It can be so annoying when colleagues wish to use education technology. Here's how to minimise the likelihood that they would want to.
- Make it hard to access, eg keep computer labs locked, don’t make the rooms easily bookable from anywhere, give the responsibility for equipment loans to someone who works part-time.
- Make the tech hard to use, eg make sure there are no instructions, manuals or quick-start guides.
- As an extension to the preceding point, offer no training sessions whatsoever.
- Make it hard to report faulty equipment. For instance, don't have any reporting 'system' at all: ask people to catch you or the technician at random, in corridors. If you must have a more formal system than that, make sure that reporting has to be done on paper, using long forms that take at least ten minutes to fill out, with questions that are hard to answer, and put a batch of these forms in the least accessible part of the school (a 'temporary' hut is quite useful here, especially if it's kept locked most of the time).
- Take a long time to respond to fault reports. If the headteacher or principal insists that you respond within, say, 24 hours, ask for faults to be reported by email, and create an autoresponse system so that people receive a response within a few seconds. You can then safely ignore the message altogether.
- Do not replace faulty equipment immediately with something that works, but take it away for repair. This approach works very well when the item is a printer.
- Take a long time to have it repaired. If you take long enough, people will forget that it ever existed.

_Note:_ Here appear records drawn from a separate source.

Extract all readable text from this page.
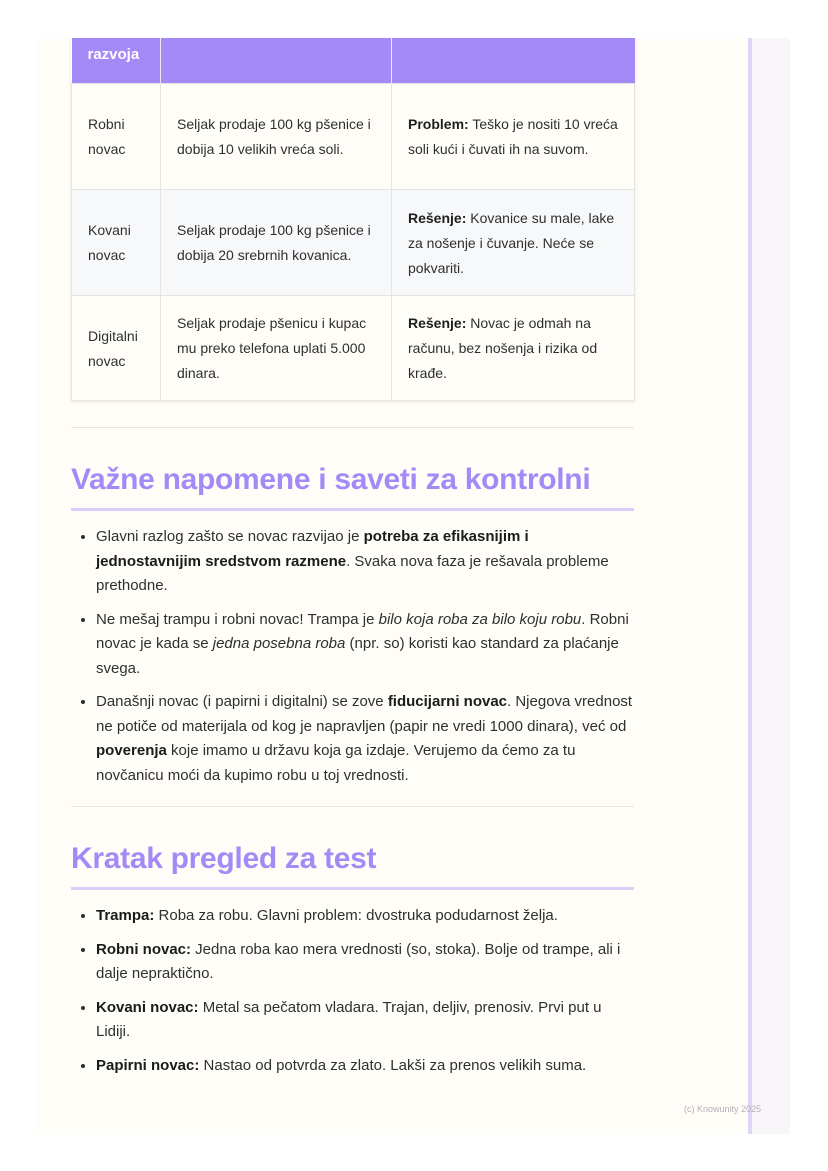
razvoja		
Robni novac	Seljak prodaje 100 kg pšenice i dobija 10 velikih vreća soli.	Problem: Teško je nositi 10 vreća soli kući i čuvati ih na suvom.
Kovani novac	Seljak prodaje 100 kg pšenice i dobija 20 srebrnih kovanica.	Rešenje: Kovanice su male, lake za nošenje i čuvanje. Neće se pokvariti.
Digitalni novac	Seljak prodaje pšenicu i kupac mu preko telefona uplati 5.000 dinara.	Rešenje: Novac je odmah na računu, bez nošenja i rizika od krađe.
Važne napomene i saveti za kontrolni
• Glavni razlog zašto se novac razvijao je potreba za efikasnijim i jednostavnijim sredstvom razmene. Svaka nova faza je rešavala probleme prethodne.
• Ne mešaj trampu i robni novac! Trampa je bilo koja roba za bilo koju robu. Robni novac je kada se jedna posebna roba (npr. so) koristi kao standard za plaćanje svega.
• Današnji novac (i papirni i digitalni) se zove fiducijarni novac. Njegova vrednost ne potiče od materijala od kog je napravljen (papir ne vredi 1000 dinara), već od poverenja koje imamo u državu koja ga izdaje. Verujemo da ćemo za tu novčanicu moći da kupimo robu u toj vrednosti.
Kratak pregled za test
• Trampa: Roba za robu. Glavni problem: dvostruka podudarnost želja.
• Robni novac: Jedna roba kao mera vrednosti (so, stoka). Bolje od trampe, ali i dalje nepraktično.
• Kovani novac: Metal sa pečatom vladara. Trajan, deljiv, prenosiv. Prvi put u Lidiji.
• Papirni novac: Nastao od potvrda za zlato. Lakši za prenos velikih suma.
(c) Knowunity 2025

- Make the equipment uninviting to use, eg filthy keyboards, digital cameras not fully charged, computers taking several minutes to start up, tablets taking half an hour to connect to the wi-fi.
- Only allow access if the intended use meets with your approval. As it happens, this is a very good approach if staff are allowing kids to do what they like on computers as a way of keeping them quiet. But you can extend the principle by asking every teacher to justify every intended use, in advance. Ask for at least a week's notice, and for a long form to be filled out.
- Make the rooms uninviting, eg untidy, printer paper all over the floor.
- Do not keep equipment maintained, including keeping antivirus software up to date. In fact, that second one is very good, as it should cause everyone with a computer at home to not wish to risk sending or taking home infected files.
Needless to say, I hope, this article is tongue-in-cheek, and if you take any notice of it at all it should be with a view to doing the exact opposite of what I've recommended.
Sadly, all of these suggestions have been made on the basis of practice I've seen.